The R script in this repository does Local Density Analysis, as implemented in the LDEN.exe program in Keith Kintigh's Tools for Quantitative Archaeology (TFQA). The method is described in Johnson (1984:83-85) and Kintigh (1990), as well as in the TFQA documentation. The original description of the method is apparently in Johnson's (1976) thesis from the University of Bordeaux, but I have not been able to obtain a copy. (Presumably there is a copy at the University of Bordeaux, but all WorldCat shows are two listings at DAI (one for "DAI, Eurasien Abteilung"; one for "DAI RGK, Frankfurt am Main"))

The R script currently includes five functions that produce a dataframe containing local density coefficients (generated by lda(), which depends on the other functions). The other functions return various forms of intermediate data: distance_matrix() returns a square matrix of the distances from every point in the data file to every other point;

local_counts() returns a dataframe with the counts, by type, of points within the specified distance of each point (the distance is specified by the argument 'radius')

local_density() returns a dataframe (formatted the same as the one produced by local_counts) in which the counts are divided by the area of the circle defined by the specified radius

glb_density() returns a vector of the global densities of points of each type. The global density is the number of points of the type divided by the total site area.

lda() directly uses the dataframe from local_density() and the vector of global densities from gld_density() to calculate intratype and between-type local density coefficients, with the local density coefficient from Type A to Type B defined as the mean density of points of Type B within the specified radius of points of Type A, divided by the global density of points of Type B.

==================================================================== Things that need to be done with the code

The R script needs to be converted to a package, and there are some functions that need to be added.

THe most complicated addition is an extension of local density analysis described in Kintigh (1990), in which the neighborhood compositions of the points are used as input for cluster analysis (with each individual point as a case, and variables are the percentages (or alternatively counts?) of the types within the local neighborhoods. The points can then be plotted (using their xy coordinates) distinguished by cluster membership (In Kintigh (1990), he plots numbers to show cluster membership (see his Figure 22 on page 194), but different symbols or colors could also work). local_counts() is a separate function (rather than internal to local_density() ), because it outputs the neighborhood composition data that will be needed as input to for cluster analysis.

Another (easier) functions that needs to be added is one to plot the local density coefficients by radius. This was implemented in TFQA by LDPLT.exe, which plots a series of lines (one for each type) with radius on the x axis and the local density coefficient on the y axis.

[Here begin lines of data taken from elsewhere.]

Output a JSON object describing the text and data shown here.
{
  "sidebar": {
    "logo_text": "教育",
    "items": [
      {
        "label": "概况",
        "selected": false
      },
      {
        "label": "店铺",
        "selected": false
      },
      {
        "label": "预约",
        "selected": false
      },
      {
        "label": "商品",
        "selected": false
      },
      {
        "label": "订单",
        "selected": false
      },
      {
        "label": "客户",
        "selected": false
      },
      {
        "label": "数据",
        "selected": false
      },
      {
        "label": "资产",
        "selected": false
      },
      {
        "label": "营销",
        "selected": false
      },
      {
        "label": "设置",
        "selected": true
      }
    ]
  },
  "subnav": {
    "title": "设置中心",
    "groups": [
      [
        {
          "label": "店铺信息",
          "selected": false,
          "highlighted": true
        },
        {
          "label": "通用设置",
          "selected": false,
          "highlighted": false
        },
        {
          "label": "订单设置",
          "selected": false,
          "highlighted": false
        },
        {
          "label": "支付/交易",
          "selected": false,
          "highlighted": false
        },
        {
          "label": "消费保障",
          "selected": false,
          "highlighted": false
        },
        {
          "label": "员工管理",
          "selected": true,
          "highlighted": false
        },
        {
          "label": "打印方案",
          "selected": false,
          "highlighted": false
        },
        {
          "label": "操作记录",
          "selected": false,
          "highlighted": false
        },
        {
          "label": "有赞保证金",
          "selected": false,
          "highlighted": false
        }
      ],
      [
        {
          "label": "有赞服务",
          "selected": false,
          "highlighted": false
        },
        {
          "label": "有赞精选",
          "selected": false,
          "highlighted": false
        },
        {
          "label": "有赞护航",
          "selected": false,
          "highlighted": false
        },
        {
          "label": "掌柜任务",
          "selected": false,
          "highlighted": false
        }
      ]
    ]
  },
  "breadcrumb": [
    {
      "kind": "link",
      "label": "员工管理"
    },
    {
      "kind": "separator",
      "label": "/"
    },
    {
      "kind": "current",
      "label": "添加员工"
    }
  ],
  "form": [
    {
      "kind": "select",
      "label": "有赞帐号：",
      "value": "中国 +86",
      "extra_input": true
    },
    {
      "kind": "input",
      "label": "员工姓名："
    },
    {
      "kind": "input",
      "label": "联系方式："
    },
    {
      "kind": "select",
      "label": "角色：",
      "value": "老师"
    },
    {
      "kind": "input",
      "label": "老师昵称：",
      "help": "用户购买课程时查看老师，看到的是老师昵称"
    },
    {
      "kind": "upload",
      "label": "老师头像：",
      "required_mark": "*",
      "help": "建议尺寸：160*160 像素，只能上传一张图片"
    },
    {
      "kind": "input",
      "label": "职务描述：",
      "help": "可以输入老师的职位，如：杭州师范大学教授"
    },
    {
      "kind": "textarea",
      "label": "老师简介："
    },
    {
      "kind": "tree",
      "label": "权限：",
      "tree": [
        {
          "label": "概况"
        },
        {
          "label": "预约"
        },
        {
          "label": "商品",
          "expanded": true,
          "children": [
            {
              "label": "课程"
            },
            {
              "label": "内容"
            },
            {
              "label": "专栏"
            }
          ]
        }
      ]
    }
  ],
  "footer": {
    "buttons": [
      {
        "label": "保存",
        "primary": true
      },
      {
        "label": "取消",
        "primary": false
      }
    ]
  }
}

==================================================================== Resources for Testing the Code

The repository also includes two data files, and output from the original TFQA program LDEN.exe for the data in the files.

One of the data files, LDEN.csv was included with TFQA as a test file. It has data for 16 points and seven types (types are designated using the numbers 0, 2, 4, 10, 11, 12, and 13). As far as I know, the data is made up.

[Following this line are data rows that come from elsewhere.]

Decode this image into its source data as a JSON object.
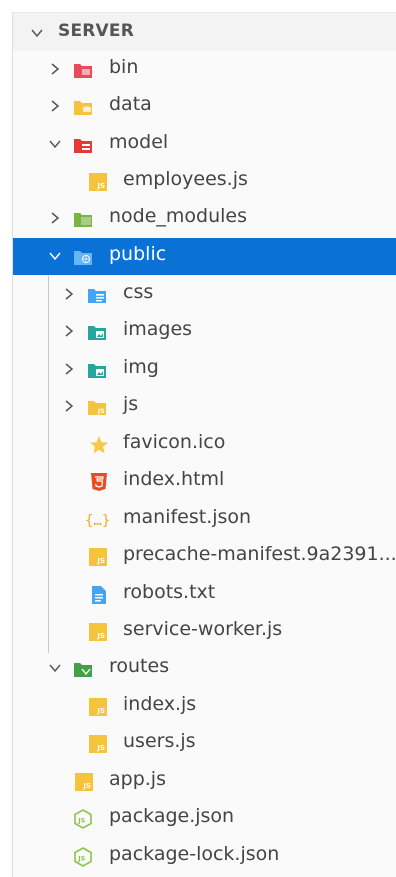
{
  "explorer": {
    "section_title": "SERVER",
    "items": [
      {
        "label": "bin",
        "kind": "folder",
        "expanded": false,
        "icon": "bin-folder-icon",
        "color": "#e84c5c"
      },
      {
        "label": "data",
        "kind": "folder",
        "expanded": false,
        "icon": "data-folder-icon",
        "color": "#f5c33c"
      },
      {
        "label": "model",
        "kind": "folder",
        "expanded": true,
        "icon": "model-folder-icon",
        "color": "#e53935"
      },
      {
        "label": "employees.js",
        "kind": "file",
        "icon": "javascript-file-icon",
        "color": "#f5c33c"
      },
      {
        "label": "node_modules",
        "kind": "folder",
        "expanded": false,
        "icon": "node-modules-folder-icon",
        "color": "#7cb342"
      },
      {
        "label": "public",
        "kind": "folder",
        "expanded": true,
        "selected": true,
        "icon": "public-folder-icon",
        "color": "#42a5f5"
      },
      {
        "label": "css",
        "kind": "folder",
        "expanded": false,
        "icon": "css-folder-icon",
        "color": "#42a5f5"
      },
      {
        "label": "images",
        "kind": "folder",
        "expanded": false,
        "icon": "images-folder-icon",
        "color": "#26a69a"
      },
      {
        "label": "img",
        "kind": "folder",
        "expanded": false,
        "icon": "img-folder-icon",
        "color": "#26a69a"
      },
      {
        "label": "js",
        "kind": "folder",
        "expanded": false,
        "icon": "js-folder-icon",
        "color": "#f5c33c"
      },
      {
        "label": "favicon.ico",
        "kind": "file",
        "icon": "star-icon",
        "color": "#f7c948"
      },
      {
        "label": "index.html",
        "kind": "file",
        "icon": "html5-icon",
        "color": "#e44d26"
      },
      {
        "label": "manifest.json",
        "kind": "file",
        "icon": "json-braces-icon",
        "color": "#f5a623"
      },
      {
        "label": "precache-manifest.9a2391...",
        "kind": "file",
        "icon": "javascript-file-icon",
        "color": "#f5c33c"
      },
      {
        "label": "robots.txt",
        "kind": "file",
        "icon": "text-file-icon",
        "color": "#42a5f5"
      },
      {
        "label": "service-worker.js",
        "kind": "file",
        "icon": "javascript-file-icon",
        "color": "#f5c33c"
      },
      {
        "label": "routes",
        "kind": "folder",
        "expanded": true,
        "icon": "routes-folder-icon",
        "color": "#43a047"
      },
      {
        "label": "index.js",
        "kind": "file",
        "icon": "javascript-file-icon",
        "color": "#f5c33c"
      },
      {
        "label": "users.js",
        "kind": "file",
        "icon": "javascript-file-icon",
        "color": "#f5c33c"
      },
      {
        "label": "app.js",
        "kind": "file",
        "icon": "javascript-file-icon",
        "color": "#f5c33c"
      },
      {
        "label": "package.json",
        "kind": "file",
        "icon": "nodejs-icon",
        "color": "#8bc34a"
      },
      {
        "label": "package-lock.json",
        "kind": "file",
        "icon": "nodejs-icon",
        "color": "#8bc34a"
      }
    ]
  },
  "colors": {
    "selection": "#0a72d6",
    "header_bg": "#f3f3f3",
    "text": "#444444"
  }
}
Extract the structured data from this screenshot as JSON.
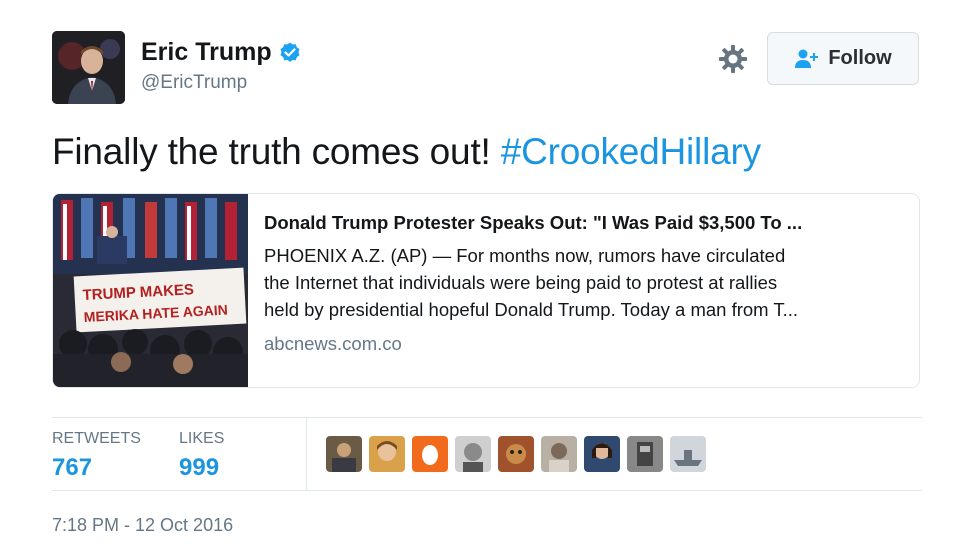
{
  "user": {
    "name": "Eric Trump",
    "handle": "@EricTrump",
    "verified": true
  },
  "actions": {
    "follow_label": "Follow",
    "settings_icon": "gear-icon",
    "follow_icon": "add-user-icon"
  },
  "tweet": {
    "text": "Finally the truth comes out! ",
    "hashtag": "#CrookedHillary"
  },
  "card": {
    "image_sign_line1": "TRUMP MAKES",
    "image_sign_line2": "MERIKA HATE AGAIN",
    "title": "Donald Trump Protester Speaks Out: \"I Was Paid $3,500 To ...",
    "description_lines": [
      "PHOENIX A.Z. (AP) — For months now, rumors have circulated",
      "the Internet that individuals were being paid to protest at rallies",
      "held by presidential hopeful Donald Trump. Today a man from T..."
    ],
    "domain": "abcnews.com.co"
  },
  "stats": {
    "retweets_label": "RETWEETS",
    "retweets_value": "767",
    "likes_label": "LIKES",
    "likes_value": "999",
    "likers_count_shown": 9
  },
  "timestamp": "7:18 PM - 12 Oct 2016",
  "colors": {
    "link": "#1b95e0",
    "secondary_text": "#657786",
    "border": "#e1e8ed",
    "verified": "#1da1f2"
  }
}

#'AZ_A1020_BLM_point_plots.csv' contains point location and type data for 358 "diagnostic" surface artifacts from an Ancestral Pueblo site on the Shivwits Plateau in northwestern Arizona. In the Arizona site numbering system, the site number is formally "AZ A:10:20 (BLM)", so part of the overly long file name is a actually simplification of that. This is real data, although somewhat simplified here, and not organized quite as I would organize it for a real analysis. There are five types (three of them rare), and the two most common 'types' group artifacts that have more detailed identifications ("ceramics" = either painted potsherds or sherds from vessel rims; "stone tool" = any flaked stone tool except for projectile points).

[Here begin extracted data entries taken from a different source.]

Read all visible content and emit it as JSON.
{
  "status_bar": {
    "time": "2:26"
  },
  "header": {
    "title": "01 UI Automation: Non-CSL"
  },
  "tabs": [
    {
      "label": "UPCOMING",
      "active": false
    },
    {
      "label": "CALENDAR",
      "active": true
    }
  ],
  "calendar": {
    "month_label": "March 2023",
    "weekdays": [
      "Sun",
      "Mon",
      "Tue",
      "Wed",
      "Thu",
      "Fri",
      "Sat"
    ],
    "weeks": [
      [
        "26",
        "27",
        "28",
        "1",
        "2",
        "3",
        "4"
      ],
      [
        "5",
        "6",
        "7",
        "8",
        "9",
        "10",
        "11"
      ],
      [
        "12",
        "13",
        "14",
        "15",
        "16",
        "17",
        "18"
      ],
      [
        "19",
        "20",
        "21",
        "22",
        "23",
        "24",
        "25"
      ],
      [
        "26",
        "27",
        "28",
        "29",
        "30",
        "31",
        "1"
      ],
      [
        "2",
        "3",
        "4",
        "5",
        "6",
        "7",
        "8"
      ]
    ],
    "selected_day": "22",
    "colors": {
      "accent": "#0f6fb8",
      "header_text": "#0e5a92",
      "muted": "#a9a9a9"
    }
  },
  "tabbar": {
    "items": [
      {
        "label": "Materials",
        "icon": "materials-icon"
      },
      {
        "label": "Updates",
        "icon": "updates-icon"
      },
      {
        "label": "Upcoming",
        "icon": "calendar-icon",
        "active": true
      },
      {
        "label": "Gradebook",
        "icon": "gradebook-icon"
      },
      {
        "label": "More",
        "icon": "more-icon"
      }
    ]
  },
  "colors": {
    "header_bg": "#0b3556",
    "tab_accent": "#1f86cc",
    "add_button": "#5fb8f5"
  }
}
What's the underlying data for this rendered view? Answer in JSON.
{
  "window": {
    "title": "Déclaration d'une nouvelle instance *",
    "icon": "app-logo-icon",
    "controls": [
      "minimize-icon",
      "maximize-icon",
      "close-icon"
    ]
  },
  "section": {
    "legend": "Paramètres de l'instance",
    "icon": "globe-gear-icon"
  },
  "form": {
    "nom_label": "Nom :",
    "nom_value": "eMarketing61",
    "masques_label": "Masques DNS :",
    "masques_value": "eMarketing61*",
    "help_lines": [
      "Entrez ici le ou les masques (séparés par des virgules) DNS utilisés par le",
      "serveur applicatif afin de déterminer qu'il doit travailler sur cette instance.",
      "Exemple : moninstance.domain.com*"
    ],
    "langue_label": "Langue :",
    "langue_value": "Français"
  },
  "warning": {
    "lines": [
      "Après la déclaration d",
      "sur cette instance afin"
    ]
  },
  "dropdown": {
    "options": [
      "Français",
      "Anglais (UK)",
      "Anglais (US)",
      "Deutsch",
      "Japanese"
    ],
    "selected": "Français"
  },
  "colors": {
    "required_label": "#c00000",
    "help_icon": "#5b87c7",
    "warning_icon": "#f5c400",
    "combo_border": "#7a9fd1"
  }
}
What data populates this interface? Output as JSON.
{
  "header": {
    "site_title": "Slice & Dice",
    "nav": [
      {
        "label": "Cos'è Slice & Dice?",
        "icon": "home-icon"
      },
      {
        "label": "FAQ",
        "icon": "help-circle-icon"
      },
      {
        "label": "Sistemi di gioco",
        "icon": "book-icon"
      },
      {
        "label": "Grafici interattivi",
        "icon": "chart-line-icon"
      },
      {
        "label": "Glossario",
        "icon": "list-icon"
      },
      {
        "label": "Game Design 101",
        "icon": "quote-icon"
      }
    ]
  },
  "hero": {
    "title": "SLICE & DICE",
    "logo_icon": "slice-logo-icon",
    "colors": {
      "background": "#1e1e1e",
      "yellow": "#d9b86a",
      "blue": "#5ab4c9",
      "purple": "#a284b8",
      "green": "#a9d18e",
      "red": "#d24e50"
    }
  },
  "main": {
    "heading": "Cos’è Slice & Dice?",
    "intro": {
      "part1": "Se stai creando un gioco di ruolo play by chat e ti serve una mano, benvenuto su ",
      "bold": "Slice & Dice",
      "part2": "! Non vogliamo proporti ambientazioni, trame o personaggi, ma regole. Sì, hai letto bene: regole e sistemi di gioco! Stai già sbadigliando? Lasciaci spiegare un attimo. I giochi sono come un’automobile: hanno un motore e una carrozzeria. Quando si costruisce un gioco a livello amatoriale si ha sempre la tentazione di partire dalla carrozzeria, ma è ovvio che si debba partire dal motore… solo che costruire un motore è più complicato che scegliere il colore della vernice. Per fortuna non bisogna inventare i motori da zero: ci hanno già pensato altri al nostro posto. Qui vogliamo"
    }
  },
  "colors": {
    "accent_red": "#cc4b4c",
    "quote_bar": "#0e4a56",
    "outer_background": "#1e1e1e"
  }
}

For each data file there are four matching files of output from LDEN.exe: the .txt files contain the local density coefficients for radii of 1, 2, and 5 meters. The .out files have the counts for the local neighborhoods of each point. The R script formats the output differently, but if you run the code at the end of the script, lda_test should have the same local density coefficients as the .txt file that used the same data. Similarly, counts_test should have the same counts as the .out file that uses the same data and radius.

LDEN.exe expects the type designations to be numbers, so the AZ_A1020... output from LDEN.exe shows types 1-5 rather than descriptive type names. The numbers correspond to the types in the .csv in alphabetical order (1 = bead, 2 = ceramic, 3 = groundstone, 4 = projectile point, 5 = stone tool). The types should be in the same order in all the output files.

==================================================================== References

Johnson, Ian 1976 Contribution méthodologique a l'étude de la répartition des vestiges dans des niveaux archéologiques. DES (Diplome des Études Superieurs) Thesis, Universite de Bordeaux I.

1984 Cell Frequency Recording and Analysis of Artifact Distributions. In Intrasite Spatial Analysis in Archaeology, edited by Harold Hietala, pp. 75-96. University of Cambridge Press.

Kintigh, Keith W. 1990 Intrasite Spatial Analysis: A Commentary on Major Methods. In Mathematics and Information Science in Archaeology: A Flexible Framework, edited by Albertus Voorrips, pp. 165-200. Holos, Bonn.